In casting his race ahead, Hudak, 51, favors the populist, post-partisan paradigm that worked so well for his pal Brown under the special election spotlight.
"We're very like-minded," said Hudak, who lives with his family in Boxford and practices law from Saugus.
"Not that I felt alone," he said, "I was alone. When Scott entered the race, I was thrilled."
It gave Hudak a "populist feeling," he said.
Hudak says he views Tierney as a "rubber stamp" for the Democratic congressional machine, a party to the machine's effort to "impose" a national health insurance care system on the people whether they want it or not. And Hudak said he intends to remind voters that Tierney voted to raise taxes 97 times and voted with the Democratic machine 99 percent of the time.
"He's out of touch with his constituents," said Hudak.
Tarr said he knew little about Hudak except that "he's working incredibly hard, I see him everywhere."

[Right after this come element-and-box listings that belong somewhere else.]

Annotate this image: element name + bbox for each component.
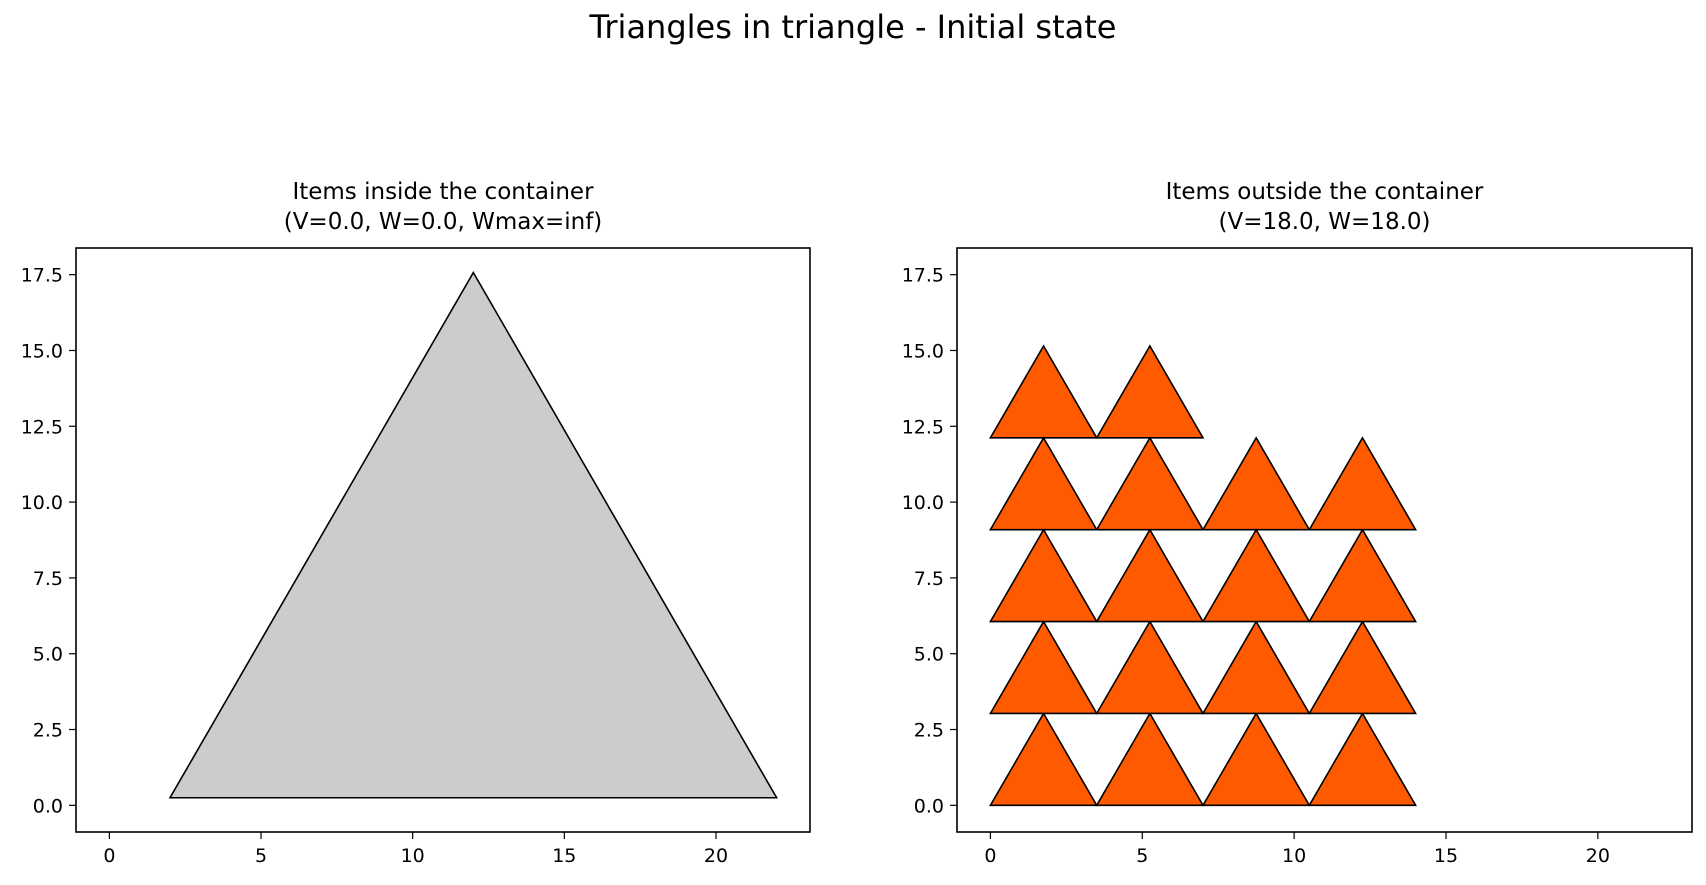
right-item-triangle-9 [989,528,1099,623]
left-x-tick-label-15: 15 [552,845,576,867]
left-container-polygon [168,270,779,799]
right-x-tick-label-10: 10 [1282,845,1306,867]
right-panel-title: Items outside the container (V=18.0, W=1… [957,177,1692,237]
right-item-triangle-1 [989,711,1099,807]
right-y-tick-label-15: 15.0 [902,340,944,362]
right-item-triangle-17 [989,344,1099,439]
left-y-tick-label-5: 5.0 [33,644,63,666]
right-y-tick-label-7.5: 7.5 [914,568,944,590]
left-x-tick-label-5: 5 [255,845,267,867]
right-item-triangle-16 [1307,436,1418,531]
right-y-tick-label-17.5: 17.5 [902,265,944,287]
right-item-triangle-11 [1201,528,1311,623]
right-item-triangle-13 [989,436,1099,531]
right-y-tick-label-2.5: 2.5 [914,720,944,742]
right-x-tick-label-5: 5 [1136,845,1148,867]
right-y-tick-label-10: 10.0 [902,492,944,514]
right-panel-title-line1: Items outside the container [1165,179,1484,205]
right-item-triangle-18 [1095,344,1205,439]
left-x-tick-label-20: 20 [704,845,728,867]
left-y-tick-label-17.5: 17.5 [21,265,63,287]
right-y-tick-label-0: 0.0 [914,795,944,817]
left-y-tick-label-7.5: 7.5 [33,568,63,590]
right-y-tick-label-12.5: 12.5 [902,416,944,438]
right-x-tick-label-20: 20 [1586,845,1610,867]
left-panel-title-line2: (V=0.0, W=0.0, Wmax=inf) [283,209,603,235]
right-item-triangle-7 [1201,619,1311,715]
right-item-triangle-5 [989,619,1099,715]
right-item-triangle-12 [1307,528,1418,623]
left-y-tick-label-12.5: 12.5 [21,416,63,438]
left-panel-title: Items inside the container (V=0.0, W=0.0… [76,177,810,237]
left-y-tick-label-2.5: 2.5 [33,720,63,742]
right-item-triangle-10 [1095,528,1205,623]
right-panel-title-line2: (V=18.0, W=18.0) [1218,209,1431,235]
right-x-tick-label-15: 15 [1434,845,1458,867]
right-item-triangle-8 [1307,619,1418,715]
left-y-tick-label-10: 10.0 [21,492,63,514]
right-item-triangle-14 [1095,436,1205,531]
right-x-tick-label-0: 0 [984,845,996,867]
right-axes-frame [956,247,1693,833]
left-axes: 0 5 10 15 20 0.0 2.5 5.0 7.5 10.0 12.5 15.0 17.5 [21,247,811,867]
left-x-tick-label-0: 0 [103,845,115,867]
left-axes-frame [75,247,811,833]
right-axes: 0 5 10 15 20 0.0 2.5 5.0 7.5 10.0 12.5 15.0 17.5 [902,247,1693,867]
left-x-tick-label-10: 10 [401,845,425,867]
right-item-triangle-6 [1095,619,1205,715]
left-y-tick-label-0: 0.0 [33,795,63,817]
left-y-tick-label-15: 15.0 [21,340,63,362]
right-item-triangle-4 [1307,711,1418,807]
right-item-triangle-15 [1201,436,1311,531]
right-y-tick-label-5: 5.0 [914,644,944,666]
right-item-triangle-2 [1095,711,1205,807]
right-item-triangle-3 [1201,711,1311,807]
figure-title: Triangles in triangle - Initial state [589,8,1117,46]
left-panel-title-line1: Items inside the container [292,179,594,205]
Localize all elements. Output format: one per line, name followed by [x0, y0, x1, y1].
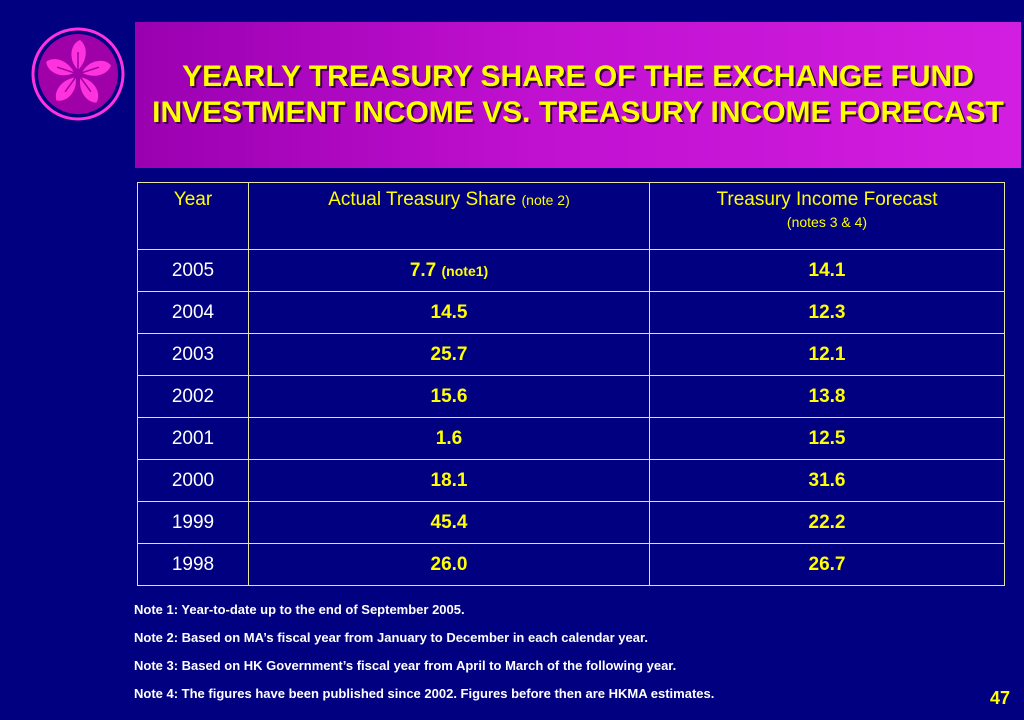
header-year: Year [137, 182, 249, 250]
cell-forecast: 13.8 [649, 375, 1005, 418]
cell-year: 2001 [137, 417, 249, 460]
cell-actual: 14.5 [248, 291, 650, 334]
cell-forecast: 14.1 [649, 249, 1005, 292]
cell-actual-note: (note1) [441, 262, 489, 279]
cell-actual: 18.1 [248, 459, 650, 502]
hk-bauhinia-logo-icon [30, 26, 126, 122]
page-number: 47 [989, 688, 1010, 708]
cell-actual: 45.4 [248, 501, 650, 544]
cell-actual: 15.6 [248, 375, 650, 418]
cell-actual: 25.7 [248, 333, 650, 376]
cell-forecast: 12.1 [649, 333, 1005, 376]
title-band: YEARLY TREASURY SHARE OF THE EXCHANGE FU… [135, 22, 1021, 168]
note-3: Note 3: Based on HK Government’s fiscal … [134, 658, 677, 673]
cell-year: 2005 [137, 249, 249, 292]
table-row: 2001 1.6 12.5 [137, 417, 1005, 460]
cell-actual: 26.0 [248, 543, 650, 586]
table-row: 2003 25.7 12.1 [137, 333, 1005, 376]
cell-year: 2003 [137, 333, 249, 376]
page-title: YEARLY TREASURY SHARE OF THE EXCHANGE FU… [152, 60, 1004, 129]
table-row: 2004 14.5 12.3 [137, 291, 1005, 334]
cell-year: 2000 [137, 459, 249, 502]
cell-actual: 1.6 [248, 417, 650, 460]
cell-forecast: 26.7 [649, 543, 1005, 586]
header-actual: Actual Treasury Share (note 2) [248, 182, 650, 250]
cell-year: 2004 [137, 291, 249, 334]
cell-year: 1999 [137, 501, 249, 544]
note-4: Note 4: The figures have been published … [134, 686, 715, 701]
table-row: 2000 18.1 31.6 [137, 459, 1005, 502]
note-2: Note 2: Based on MA’s fiscal year from J… [134, 630, 648, 645]
note-1: Note 1: Year-to-date up to the end of Se… [134, 602, 465, 617]
cell-year: 1998 [137, 543, 249, 586]
footnotes: Note 1: Year-to-date up to the end of Se… [134, 596, 714, 708]
cell-forecast: 22.2 [649, 501, 1005, 544]
header-actual-note: (note 2) [521, 192, 570, 208]
cell-forecast: 12.5 [649, 417, 1005, 460]
cell-actual: 7.7 (note1) [248, 249, 650, 292]
cell-forecast: 31.6 [649, 459, 1005, 502]
cell-year: 2002 [137, 375, 249, 418]
cell-forecast: 12.3 [649, 291, 1005, 334]
table-header-row: Year Actual Treasury Share (note 2) Trea… [137, 182, 1005, 250]
table-row: 2002 15.6 13.8 [137, 375, 1005, 418]
table-row: 1998 26.0 26.7 [137, 543, 1005, 586]
data-table: Year Actual Treasury Share (note 2) Trea… [137, 182, 1005, 586]
table-row: 2005 7.7 (note1) 14.1 [137, 249, 1005, 292]
table-row: 1999 45.4 22.2 [137, 501, 1005, 544]
header-forecast: Treasury Income Forecast (notes 3 & 4) [649, 182, 1005, 250]
header-forecast-note: (notes 3 & 4) [786, 214, 868, 230]
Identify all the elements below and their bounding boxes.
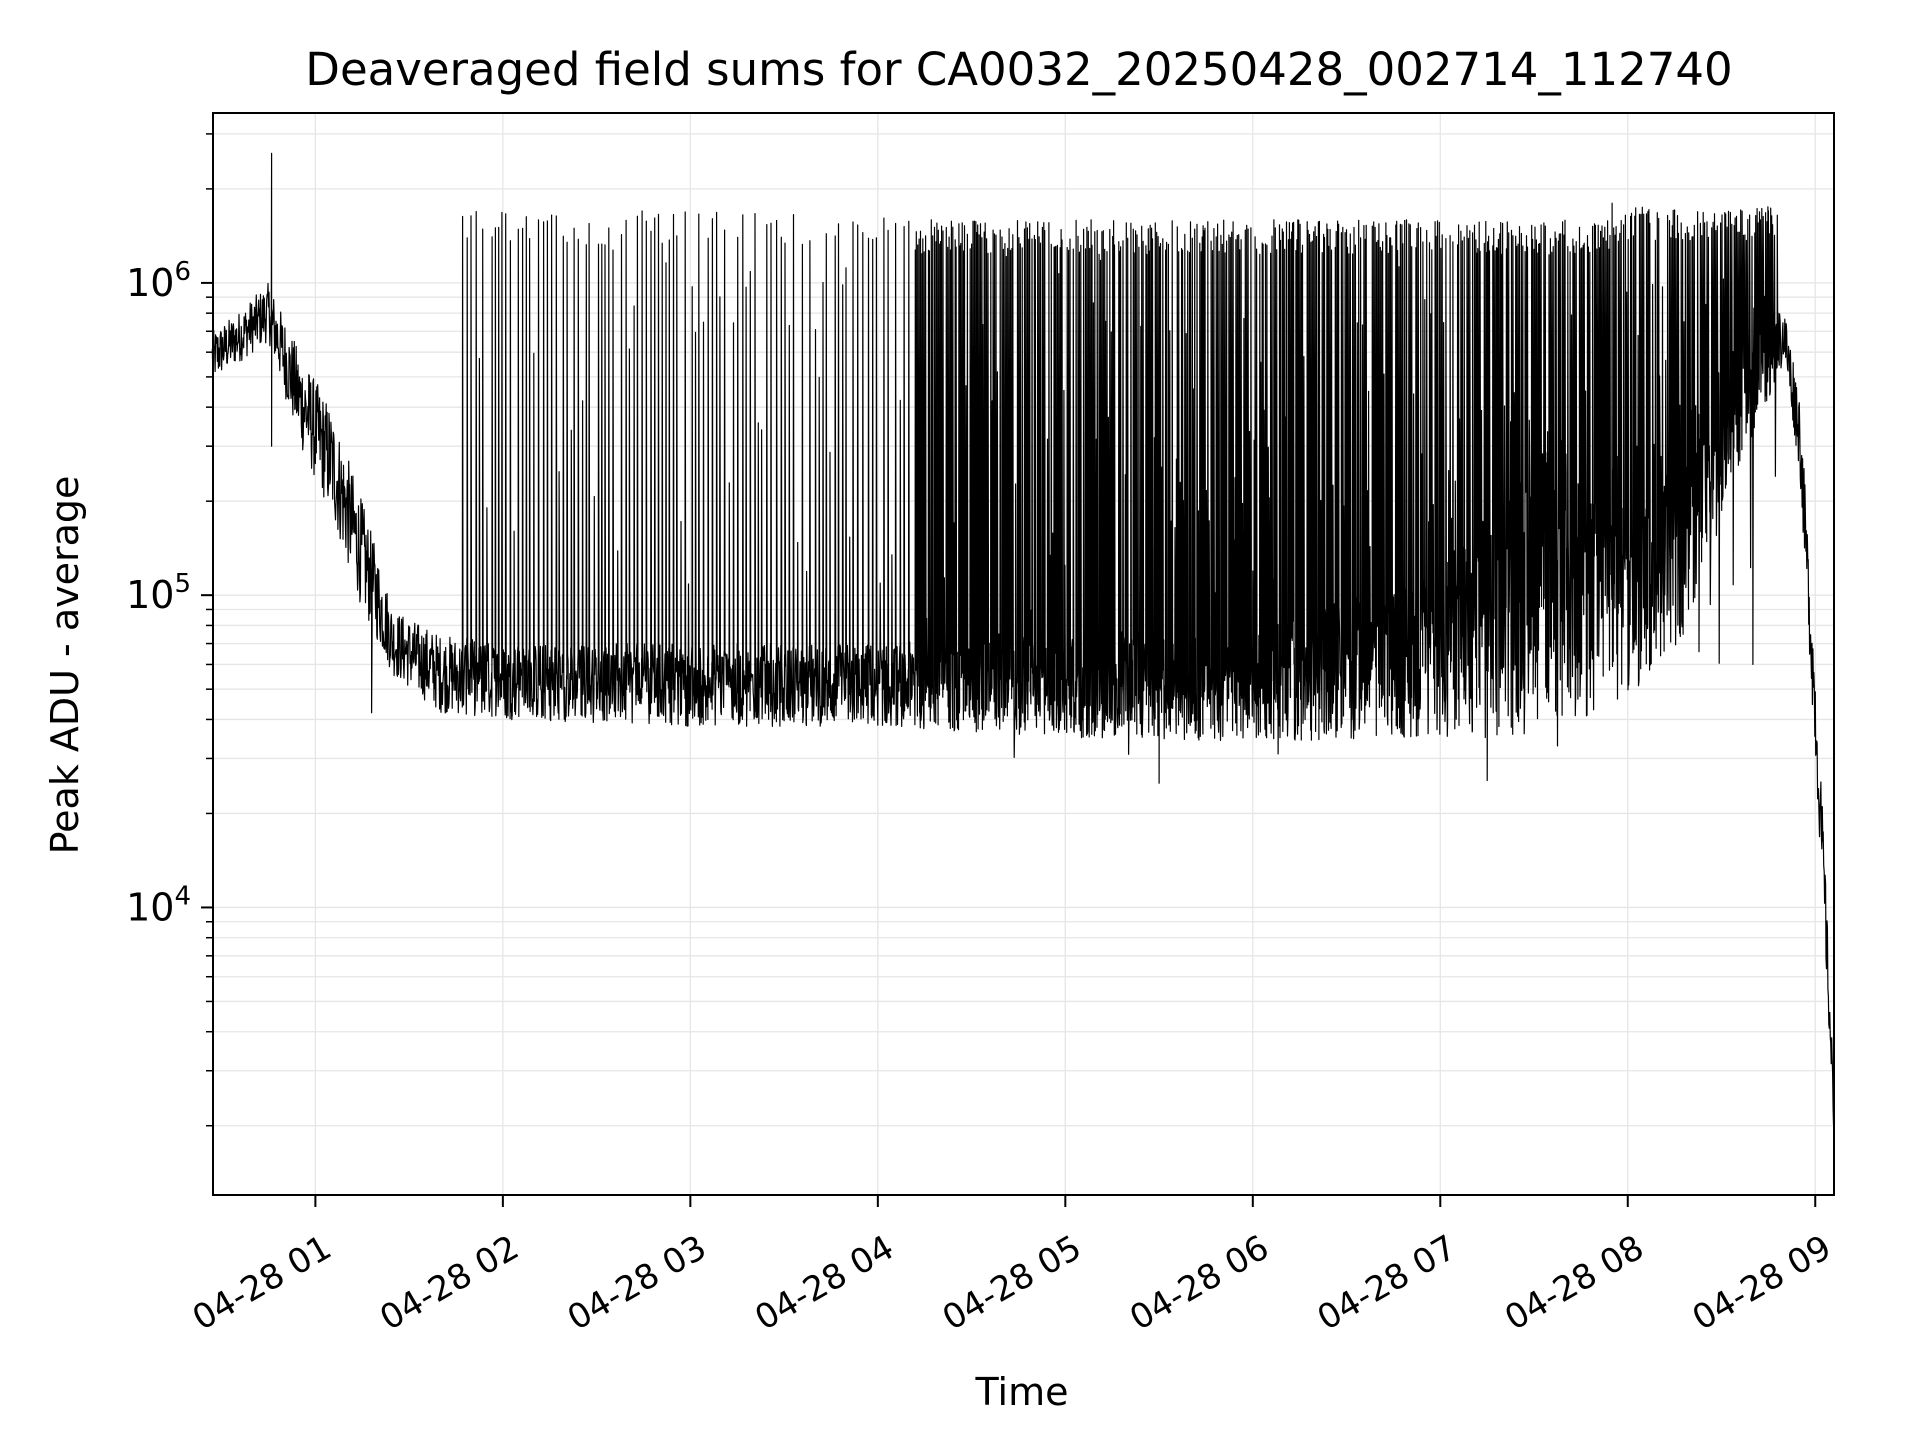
y-tick-label: 106 bbox=[126, 257, 191, 305]
y-tick: 104 bbox=[126, 881, 213, 929]
series-layer bbox=[211, 152, 1835, 1125]
x-axis-label: Time bbox=[975, 1370, 1069, 1414]
y-axis-label: Peak ADU - average bbox=[43, 476, 87, 855]
y-tick-label: 104 bbox=[126, 881, 191, 929]
y-tick: 105 bbox=[126, 569, 213, 617]
y-tick-label: 105 bbox=[126, 569, 191, 617]
chart-title: Deaveraged field sums for CA0032_2025042… bbox=[305, 43, 1732, 96]
series-line bbox=[211, 152, 1835, 1125]
y-axis: 104 105 106 bbox=[126, 133, 213, 1127]
plot-frame bbox=[212, 112, 1835, 1196]
y-tick: 106 bbox=[126, 257, 213, 305]
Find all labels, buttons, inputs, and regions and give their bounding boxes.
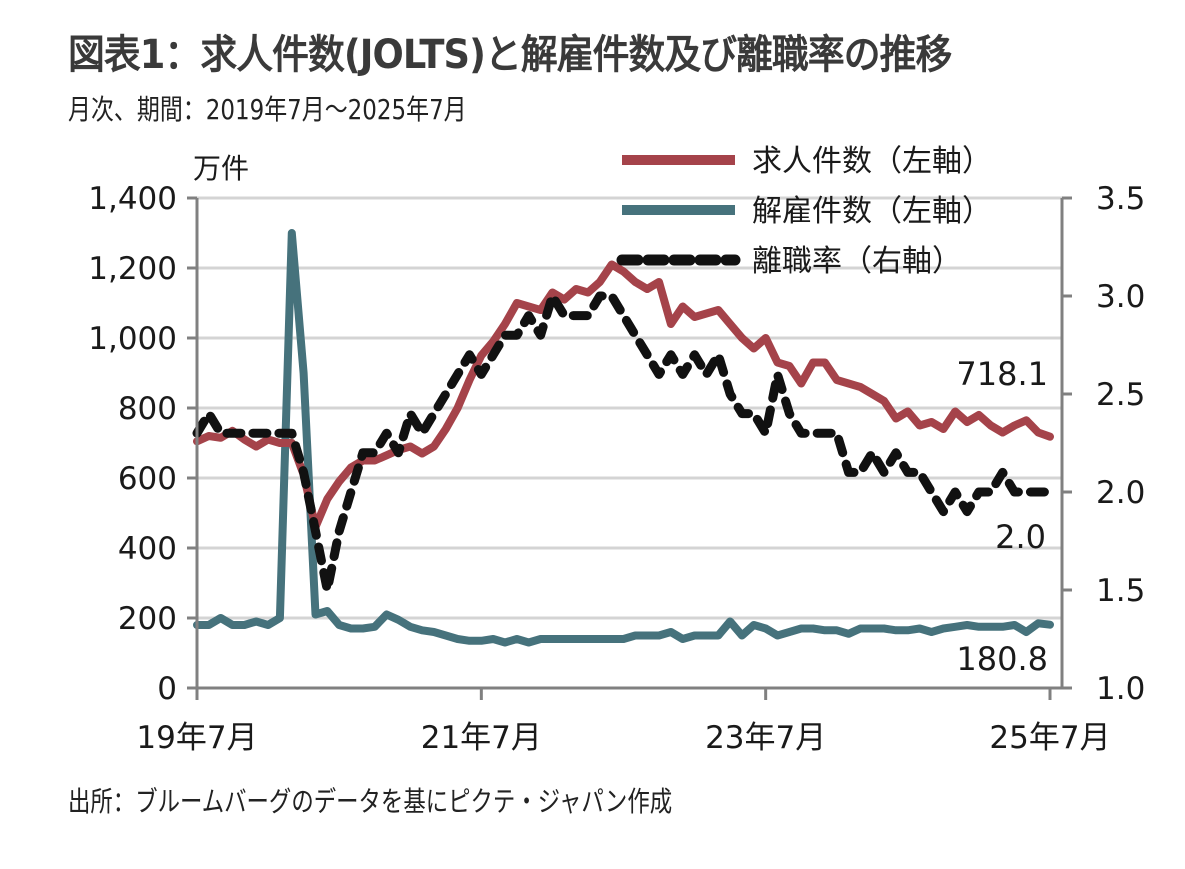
x-tick-label: 23年7月	[705, 720, 826, 756]
right-tick-label: 1.5	[1096, 573, 1145, 609]
left-tick-label: 600	[118, 461, 177, 497]
source-note: 出所：ブルームバーグのデータを基にピクテ・ジャパン作成	[68, 785, 673, 818]
series-line-0	[193, 260, 1054, 531]
left-tick-label: 0	[157, 671, 177, 707]
series-line-2	[192, 291, 1055, 595]
right-tick-label: 3.0	[1096, 279, 1145, 315]
annotation-label: 718.1	[956, 355, 1048, 393]
right-tick-label: 2.5	[1096, 377, 1145, 413]
series-lines	[192, 229, 1055, 647]
right-tick-label: 1.0	[1096, 671, 1145, 707]
left-tick-label: 400	[118, 531, 177, 567]
annotation-label: 180.8	[956, 640, 1048, 678]
left-axis-ticks: 0 200 400 600 800 1,000 1,200 1,400	[88, 181, 197, 707]
x-tick-label: 25年7月	[989, 720, 1110, 756]
right-axis-ticks: 1.0 1.5 2.0 2.5 3.0 3.5	[1062, 181, 1145, 707]
gridlines	[197, 196, 1062, 620]
left-tick-label: 200	[118, 601, 177, 637]
chart-subtitle: 月次、期間：2019年7月～2025年7月	[68, 93, 467, 126]
left-tick-label: 1,200	[88, 251, 177, 287]
series-line-1	[193, 229, 1054, 647]
left-tick-label: 1,000	[88, 321, 177, 357]
axes	[187, 198, 1072, 698]
right-tick-label: 2.0	[1096, 475, 1145, 511]
legend-label: 離職率（右軸）	[752, 244, 962, 279]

Among his public appearances, Hudak participated in and spoke at the October fishermen's protest at Gloucester's East Coast offices of the National Marine Fisheries Service and law enforcement office of the National Oceanic and Atmospheric Administration.
Hudak and Brown also share a commitment to the fishing industry.
Tarr said that, "knowing Scott," he would not be surprised if Brown — U.S. Sen. Brown, by then — appears on the steps of the Capitol with a much larger contingent from the industry flung from places as far as Maine and the Gulf of Mexico during a Feb. 24 national demonstration. The protest is aimed at promoting flexibility in the Magnsuon-Stevenson Act fishing regulatory act.
"He's committed to being an ally for us in the struggle that lies ahead," said Tarr.